U.K. spy services have sounded ever-louder warnings about Beijing’s covert activities. In November, the head of the MI5 domestic intelligence agency, Ken McCallum, said “the activities of the Chinese Communist Party pose the most game-changing strategic challenge to the U.K.” Foreign intelligence chief Richard Moore of MI6 said in July that China was his agency’s “single most important strategic focus.”
In January 2022, MI5 issued a rare public alert, saying a London-based lawyer was trying to “covertly interfere in U.K. politics” on behalf of the Chinese Communist Party.

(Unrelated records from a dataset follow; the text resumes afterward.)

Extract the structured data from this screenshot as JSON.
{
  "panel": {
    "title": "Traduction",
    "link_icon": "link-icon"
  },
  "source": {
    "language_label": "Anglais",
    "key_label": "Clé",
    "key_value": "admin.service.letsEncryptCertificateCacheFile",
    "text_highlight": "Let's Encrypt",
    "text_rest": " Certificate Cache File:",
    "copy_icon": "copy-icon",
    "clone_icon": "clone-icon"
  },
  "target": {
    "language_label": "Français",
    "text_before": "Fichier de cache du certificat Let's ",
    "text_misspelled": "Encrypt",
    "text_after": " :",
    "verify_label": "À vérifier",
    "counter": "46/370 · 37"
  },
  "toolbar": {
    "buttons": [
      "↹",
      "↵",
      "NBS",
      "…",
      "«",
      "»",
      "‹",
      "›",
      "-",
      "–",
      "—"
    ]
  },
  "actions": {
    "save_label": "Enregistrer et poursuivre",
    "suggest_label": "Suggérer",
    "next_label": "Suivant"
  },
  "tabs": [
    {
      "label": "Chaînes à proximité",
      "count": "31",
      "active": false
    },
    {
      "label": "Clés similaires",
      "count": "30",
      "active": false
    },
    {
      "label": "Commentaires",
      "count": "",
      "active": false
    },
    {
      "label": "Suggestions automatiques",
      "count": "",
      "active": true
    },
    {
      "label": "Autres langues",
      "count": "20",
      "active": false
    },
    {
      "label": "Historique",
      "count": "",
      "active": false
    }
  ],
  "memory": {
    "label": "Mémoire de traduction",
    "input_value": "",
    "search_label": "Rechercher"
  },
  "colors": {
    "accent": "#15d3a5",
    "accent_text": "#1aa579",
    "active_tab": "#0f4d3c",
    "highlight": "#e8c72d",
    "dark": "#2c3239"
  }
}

It alleged attorney Christine Lee was acting in coordination with the Chinese ruling party’s United Front Work Department, an organization known to exert Chinese influence abroad.
An opposition Labour Party lawmaker, Barry Gardiner, received more than $685,000 from Lee between 2015 and 2020, mostly for office costs, and her son worked in Gardiner’s office. Lee and the Chinese government both deny wrongdoing.
China has repeatedly criticized what it calls British interference in its internal affairs and denied meddling in the politics of foreign nations.
Sunak and Li met days after Foreign Secretary James Cleverly visited Beijing, the highest-level trip by a British politician to China for several years. Chinese President Xi Jinping did not attend the G20 meeting in India
Sunak defended his approach of cautious engagement, saying “there’s no point carping from the sidelines – I’d rather be in there directly expressing my concerns, and that’s what I did today.”